I'm fully aware of the various questions asked about Raoult's Law, and I'm asking this after having gone through all of them and not finding a suitable answer to my question.
I have studied, that at a certain temperature, the equilibrium vapour pressure of a liquid remains constant, irrespective of the amount of liquid taken. From this, I conclude that if I take a mixture of two liquids, the equilibrium vapour pressure should just be the sum of their individual equilibrium vapour pressures, since both liquids attain equilibrium when the partial pressures of their vapours are equal to their equilibrium vapour pressures. However, Raoult's Law states that the vapour pressure depends on the amount of each liquid in the solution.
This question almost answered my question, but I do not understand why the concentration of the liquid matters when it's in a solution.
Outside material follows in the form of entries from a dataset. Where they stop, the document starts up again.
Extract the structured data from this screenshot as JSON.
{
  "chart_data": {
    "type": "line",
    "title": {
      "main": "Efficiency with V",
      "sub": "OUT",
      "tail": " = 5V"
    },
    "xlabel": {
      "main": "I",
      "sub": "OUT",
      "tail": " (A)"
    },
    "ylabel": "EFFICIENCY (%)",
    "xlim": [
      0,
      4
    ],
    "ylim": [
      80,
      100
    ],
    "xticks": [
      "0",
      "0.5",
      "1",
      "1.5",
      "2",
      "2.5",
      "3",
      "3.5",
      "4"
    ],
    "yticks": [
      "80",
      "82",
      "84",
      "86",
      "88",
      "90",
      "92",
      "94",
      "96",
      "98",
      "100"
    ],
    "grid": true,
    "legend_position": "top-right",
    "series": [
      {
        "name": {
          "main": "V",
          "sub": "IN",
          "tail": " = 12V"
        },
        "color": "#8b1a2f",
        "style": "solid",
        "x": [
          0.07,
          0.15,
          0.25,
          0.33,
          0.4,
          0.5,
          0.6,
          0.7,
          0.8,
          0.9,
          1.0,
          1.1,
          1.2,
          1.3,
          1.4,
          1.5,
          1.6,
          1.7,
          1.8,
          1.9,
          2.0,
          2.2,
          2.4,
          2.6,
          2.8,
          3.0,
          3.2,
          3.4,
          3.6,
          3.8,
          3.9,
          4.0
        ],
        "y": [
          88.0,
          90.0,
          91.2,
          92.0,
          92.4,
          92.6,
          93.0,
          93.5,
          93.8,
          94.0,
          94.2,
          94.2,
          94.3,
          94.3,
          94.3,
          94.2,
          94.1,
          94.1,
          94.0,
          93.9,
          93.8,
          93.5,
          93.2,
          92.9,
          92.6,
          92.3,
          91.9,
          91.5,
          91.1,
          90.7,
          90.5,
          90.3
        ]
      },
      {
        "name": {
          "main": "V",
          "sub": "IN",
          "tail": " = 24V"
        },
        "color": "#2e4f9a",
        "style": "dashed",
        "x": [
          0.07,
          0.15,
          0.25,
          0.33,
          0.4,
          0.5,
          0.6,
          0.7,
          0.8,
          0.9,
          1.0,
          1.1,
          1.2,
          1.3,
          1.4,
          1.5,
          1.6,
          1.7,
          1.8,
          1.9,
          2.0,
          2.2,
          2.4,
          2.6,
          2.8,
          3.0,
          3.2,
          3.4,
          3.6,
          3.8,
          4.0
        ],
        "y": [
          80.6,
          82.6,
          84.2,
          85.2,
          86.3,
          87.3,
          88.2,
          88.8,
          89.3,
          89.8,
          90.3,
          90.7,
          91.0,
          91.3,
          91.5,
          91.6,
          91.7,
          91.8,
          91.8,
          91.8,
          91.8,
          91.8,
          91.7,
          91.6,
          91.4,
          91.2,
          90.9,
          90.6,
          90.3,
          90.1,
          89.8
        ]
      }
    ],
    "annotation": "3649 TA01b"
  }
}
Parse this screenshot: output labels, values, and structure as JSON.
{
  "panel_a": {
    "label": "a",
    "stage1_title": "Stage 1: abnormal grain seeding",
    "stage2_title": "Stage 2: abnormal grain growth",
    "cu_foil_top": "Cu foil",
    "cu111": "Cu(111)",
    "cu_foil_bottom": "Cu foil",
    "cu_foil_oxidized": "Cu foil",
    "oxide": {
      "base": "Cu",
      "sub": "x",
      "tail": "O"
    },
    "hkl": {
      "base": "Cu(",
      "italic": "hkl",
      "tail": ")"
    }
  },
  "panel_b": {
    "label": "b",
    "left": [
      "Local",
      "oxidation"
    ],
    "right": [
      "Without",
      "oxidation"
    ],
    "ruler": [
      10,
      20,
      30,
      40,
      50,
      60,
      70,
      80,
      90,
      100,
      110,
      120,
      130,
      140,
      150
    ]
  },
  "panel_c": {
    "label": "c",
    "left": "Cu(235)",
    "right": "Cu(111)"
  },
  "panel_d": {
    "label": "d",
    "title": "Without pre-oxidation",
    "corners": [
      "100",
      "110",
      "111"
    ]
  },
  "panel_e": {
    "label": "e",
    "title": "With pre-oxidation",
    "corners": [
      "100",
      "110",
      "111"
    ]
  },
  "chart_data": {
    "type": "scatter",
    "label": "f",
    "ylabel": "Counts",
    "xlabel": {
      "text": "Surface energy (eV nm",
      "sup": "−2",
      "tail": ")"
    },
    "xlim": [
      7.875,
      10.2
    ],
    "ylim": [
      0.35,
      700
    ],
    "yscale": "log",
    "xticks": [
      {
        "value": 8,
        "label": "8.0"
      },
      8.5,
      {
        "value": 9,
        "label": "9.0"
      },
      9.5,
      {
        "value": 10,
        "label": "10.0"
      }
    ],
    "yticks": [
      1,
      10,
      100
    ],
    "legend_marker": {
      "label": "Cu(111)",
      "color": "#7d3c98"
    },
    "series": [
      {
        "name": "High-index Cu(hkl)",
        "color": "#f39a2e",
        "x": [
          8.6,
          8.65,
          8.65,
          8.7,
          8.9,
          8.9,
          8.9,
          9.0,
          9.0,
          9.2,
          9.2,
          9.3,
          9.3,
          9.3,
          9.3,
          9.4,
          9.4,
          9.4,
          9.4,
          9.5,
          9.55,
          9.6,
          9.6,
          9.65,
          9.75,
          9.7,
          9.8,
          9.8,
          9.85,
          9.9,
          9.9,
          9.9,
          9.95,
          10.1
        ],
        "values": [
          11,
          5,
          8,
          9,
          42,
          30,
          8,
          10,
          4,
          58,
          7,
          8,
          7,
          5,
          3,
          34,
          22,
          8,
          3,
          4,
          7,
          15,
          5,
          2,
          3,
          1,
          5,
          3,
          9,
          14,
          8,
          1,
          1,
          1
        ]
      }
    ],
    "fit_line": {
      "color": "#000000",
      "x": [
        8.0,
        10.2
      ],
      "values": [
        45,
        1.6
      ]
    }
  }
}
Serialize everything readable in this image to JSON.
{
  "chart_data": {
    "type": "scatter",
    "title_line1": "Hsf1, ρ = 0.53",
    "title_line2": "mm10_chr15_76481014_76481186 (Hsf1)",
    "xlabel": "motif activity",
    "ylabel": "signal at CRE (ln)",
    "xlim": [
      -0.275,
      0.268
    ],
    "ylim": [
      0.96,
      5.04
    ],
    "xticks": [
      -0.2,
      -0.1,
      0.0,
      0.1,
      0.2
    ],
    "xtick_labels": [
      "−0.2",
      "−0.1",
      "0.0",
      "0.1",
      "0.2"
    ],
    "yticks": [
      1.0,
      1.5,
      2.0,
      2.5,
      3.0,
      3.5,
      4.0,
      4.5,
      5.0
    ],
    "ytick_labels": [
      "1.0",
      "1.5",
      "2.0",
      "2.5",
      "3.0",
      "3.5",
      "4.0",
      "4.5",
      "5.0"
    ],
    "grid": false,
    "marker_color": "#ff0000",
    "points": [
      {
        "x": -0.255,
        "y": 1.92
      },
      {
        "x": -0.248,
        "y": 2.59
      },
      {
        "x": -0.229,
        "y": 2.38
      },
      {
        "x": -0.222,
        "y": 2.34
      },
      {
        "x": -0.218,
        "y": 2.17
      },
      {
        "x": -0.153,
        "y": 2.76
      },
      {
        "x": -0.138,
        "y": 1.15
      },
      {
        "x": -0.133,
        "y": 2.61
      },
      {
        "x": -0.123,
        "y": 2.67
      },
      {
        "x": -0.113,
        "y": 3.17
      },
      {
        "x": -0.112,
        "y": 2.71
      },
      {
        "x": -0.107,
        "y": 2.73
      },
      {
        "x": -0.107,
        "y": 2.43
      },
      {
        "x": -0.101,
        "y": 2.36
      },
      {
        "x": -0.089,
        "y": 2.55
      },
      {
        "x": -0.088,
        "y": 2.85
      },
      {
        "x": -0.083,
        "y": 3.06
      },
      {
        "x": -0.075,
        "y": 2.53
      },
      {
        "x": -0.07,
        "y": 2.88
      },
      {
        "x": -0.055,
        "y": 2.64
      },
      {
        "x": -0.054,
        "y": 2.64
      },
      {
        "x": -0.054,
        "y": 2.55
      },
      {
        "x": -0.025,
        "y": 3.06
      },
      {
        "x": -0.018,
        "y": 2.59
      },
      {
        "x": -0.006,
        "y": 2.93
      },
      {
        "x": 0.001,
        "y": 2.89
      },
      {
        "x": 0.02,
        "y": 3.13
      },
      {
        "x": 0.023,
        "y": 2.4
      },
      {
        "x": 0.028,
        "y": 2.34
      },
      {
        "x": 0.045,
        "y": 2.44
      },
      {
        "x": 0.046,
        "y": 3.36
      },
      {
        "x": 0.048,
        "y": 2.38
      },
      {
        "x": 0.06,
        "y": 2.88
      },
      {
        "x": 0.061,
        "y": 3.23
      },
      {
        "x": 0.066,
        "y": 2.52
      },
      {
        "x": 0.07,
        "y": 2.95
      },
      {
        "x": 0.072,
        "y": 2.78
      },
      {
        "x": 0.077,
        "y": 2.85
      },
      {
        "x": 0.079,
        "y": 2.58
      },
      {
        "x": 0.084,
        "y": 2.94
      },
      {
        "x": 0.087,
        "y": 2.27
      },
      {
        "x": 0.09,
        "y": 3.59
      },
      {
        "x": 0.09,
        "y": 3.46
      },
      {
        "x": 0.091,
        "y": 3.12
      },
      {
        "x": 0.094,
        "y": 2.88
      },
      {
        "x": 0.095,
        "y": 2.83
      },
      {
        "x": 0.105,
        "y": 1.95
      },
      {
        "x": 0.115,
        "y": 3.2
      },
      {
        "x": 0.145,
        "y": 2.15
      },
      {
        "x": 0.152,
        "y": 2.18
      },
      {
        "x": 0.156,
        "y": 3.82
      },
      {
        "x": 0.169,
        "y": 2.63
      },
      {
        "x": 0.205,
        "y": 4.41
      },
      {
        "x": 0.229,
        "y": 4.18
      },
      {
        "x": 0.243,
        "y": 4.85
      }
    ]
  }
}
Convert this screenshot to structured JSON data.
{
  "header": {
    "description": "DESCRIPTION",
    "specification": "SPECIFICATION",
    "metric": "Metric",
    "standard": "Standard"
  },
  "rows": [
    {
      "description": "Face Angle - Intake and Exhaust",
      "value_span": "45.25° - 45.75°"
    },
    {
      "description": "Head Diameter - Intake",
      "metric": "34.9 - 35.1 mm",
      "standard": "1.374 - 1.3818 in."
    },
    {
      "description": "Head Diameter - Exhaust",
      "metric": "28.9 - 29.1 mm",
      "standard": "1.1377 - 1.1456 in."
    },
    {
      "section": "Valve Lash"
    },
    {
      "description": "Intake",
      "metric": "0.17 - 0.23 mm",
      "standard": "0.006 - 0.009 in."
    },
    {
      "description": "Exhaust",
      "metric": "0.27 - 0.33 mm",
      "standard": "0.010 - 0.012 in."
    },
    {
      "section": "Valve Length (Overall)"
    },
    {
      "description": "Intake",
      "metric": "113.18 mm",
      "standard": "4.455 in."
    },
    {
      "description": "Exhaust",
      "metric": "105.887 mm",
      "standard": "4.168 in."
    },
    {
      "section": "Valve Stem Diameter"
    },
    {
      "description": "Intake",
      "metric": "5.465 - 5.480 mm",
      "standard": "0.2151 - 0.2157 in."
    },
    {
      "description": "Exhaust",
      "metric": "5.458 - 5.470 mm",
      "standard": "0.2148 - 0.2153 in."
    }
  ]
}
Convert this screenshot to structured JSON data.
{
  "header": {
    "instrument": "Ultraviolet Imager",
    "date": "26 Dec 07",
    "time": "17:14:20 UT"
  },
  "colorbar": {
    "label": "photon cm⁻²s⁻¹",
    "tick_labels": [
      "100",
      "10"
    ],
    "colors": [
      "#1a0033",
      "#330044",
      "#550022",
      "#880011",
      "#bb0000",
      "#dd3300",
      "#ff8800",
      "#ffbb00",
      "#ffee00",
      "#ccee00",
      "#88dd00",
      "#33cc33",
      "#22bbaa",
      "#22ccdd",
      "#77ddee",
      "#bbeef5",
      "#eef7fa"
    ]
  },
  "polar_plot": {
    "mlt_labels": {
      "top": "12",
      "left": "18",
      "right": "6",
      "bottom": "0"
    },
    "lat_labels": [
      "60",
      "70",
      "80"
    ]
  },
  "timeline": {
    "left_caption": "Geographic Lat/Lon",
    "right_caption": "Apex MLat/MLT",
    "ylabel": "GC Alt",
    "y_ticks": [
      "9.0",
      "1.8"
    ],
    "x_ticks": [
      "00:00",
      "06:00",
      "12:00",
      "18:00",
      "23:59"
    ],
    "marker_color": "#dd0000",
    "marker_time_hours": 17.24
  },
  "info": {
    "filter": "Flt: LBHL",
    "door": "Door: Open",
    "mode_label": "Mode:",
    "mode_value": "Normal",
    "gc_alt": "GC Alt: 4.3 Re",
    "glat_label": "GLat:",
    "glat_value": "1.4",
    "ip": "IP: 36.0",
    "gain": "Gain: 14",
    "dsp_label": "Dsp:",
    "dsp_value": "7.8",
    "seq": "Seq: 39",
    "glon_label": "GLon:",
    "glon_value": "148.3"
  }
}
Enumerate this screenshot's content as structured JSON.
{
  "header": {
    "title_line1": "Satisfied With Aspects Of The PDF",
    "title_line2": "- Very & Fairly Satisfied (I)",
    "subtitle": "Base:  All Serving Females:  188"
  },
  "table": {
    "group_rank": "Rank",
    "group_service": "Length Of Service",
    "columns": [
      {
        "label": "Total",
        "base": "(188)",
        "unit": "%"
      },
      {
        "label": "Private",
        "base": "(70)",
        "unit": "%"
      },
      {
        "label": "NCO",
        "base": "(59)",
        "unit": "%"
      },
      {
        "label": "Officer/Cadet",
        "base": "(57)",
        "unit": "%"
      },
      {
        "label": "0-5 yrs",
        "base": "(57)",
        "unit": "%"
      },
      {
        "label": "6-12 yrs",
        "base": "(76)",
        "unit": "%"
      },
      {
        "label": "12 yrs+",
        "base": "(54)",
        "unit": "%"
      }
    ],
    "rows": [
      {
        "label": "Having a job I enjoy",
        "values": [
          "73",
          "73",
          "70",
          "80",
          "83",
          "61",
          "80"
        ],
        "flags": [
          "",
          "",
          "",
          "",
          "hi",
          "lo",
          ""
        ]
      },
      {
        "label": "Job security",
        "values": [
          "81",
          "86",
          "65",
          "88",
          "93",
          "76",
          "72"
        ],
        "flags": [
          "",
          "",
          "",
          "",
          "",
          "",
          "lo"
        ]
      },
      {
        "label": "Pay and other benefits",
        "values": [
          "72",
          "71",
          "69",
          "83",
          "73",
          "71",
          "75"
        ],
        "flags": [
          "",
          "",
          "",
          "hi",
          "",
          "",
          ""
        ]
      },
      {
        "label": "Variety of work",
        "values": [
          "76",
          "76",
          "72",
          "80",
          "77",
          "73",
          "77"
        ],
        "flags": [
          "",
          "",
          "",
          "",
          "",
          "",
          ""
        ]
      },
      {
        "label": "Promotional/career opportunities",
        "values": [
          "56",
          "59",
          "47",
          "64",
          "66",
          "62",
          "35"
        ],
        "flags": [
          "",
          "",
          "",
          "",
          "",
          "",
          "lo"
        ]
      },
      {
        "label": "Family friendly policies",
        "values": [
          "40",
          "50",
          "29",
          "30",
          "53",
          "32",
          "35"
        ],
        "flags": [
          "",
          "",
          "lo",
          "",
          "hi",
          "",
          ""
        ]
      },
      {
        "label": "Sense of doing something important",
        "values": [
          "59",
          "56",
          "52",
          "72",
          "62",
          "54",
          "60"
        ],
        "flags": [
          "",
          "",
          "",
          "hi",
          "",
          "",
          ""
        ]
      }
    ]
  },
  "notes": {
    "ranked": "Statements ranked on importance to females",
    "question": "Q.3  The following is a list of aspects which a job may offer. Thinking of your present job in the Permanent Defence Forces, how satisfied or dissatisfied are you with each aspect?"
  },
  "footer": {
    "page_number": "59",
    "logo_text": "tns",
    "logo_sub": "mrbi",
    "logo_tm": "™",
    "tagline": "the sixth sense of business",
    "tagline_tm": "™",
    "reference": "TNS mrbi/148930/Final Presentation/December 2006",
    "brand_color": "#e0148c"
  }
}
I understand that this is not due to any intermolecular forces, since the mixture in consideration is assumed to be ideal.
We had a long discussion in class about this, and in the end we concluded that the equilibrium vapour pressure would depend on the surface area of the liquid, and in a mixture the surface is not completely available to a single component of the mixture. I'm not sure if this explanation is correct, and I would like your opinions about this.
This question talks about a different explanation, but I believe it talks about solutions of solids in liquids. Is a similar explanation valid for mixtures of liquids? I can't seem to get my head around the explanation that the liquid molecules occupy a fraction of the surface which is equal to their mole fraction, which reduces the equilibrium vapour pressure of each component of the mixture.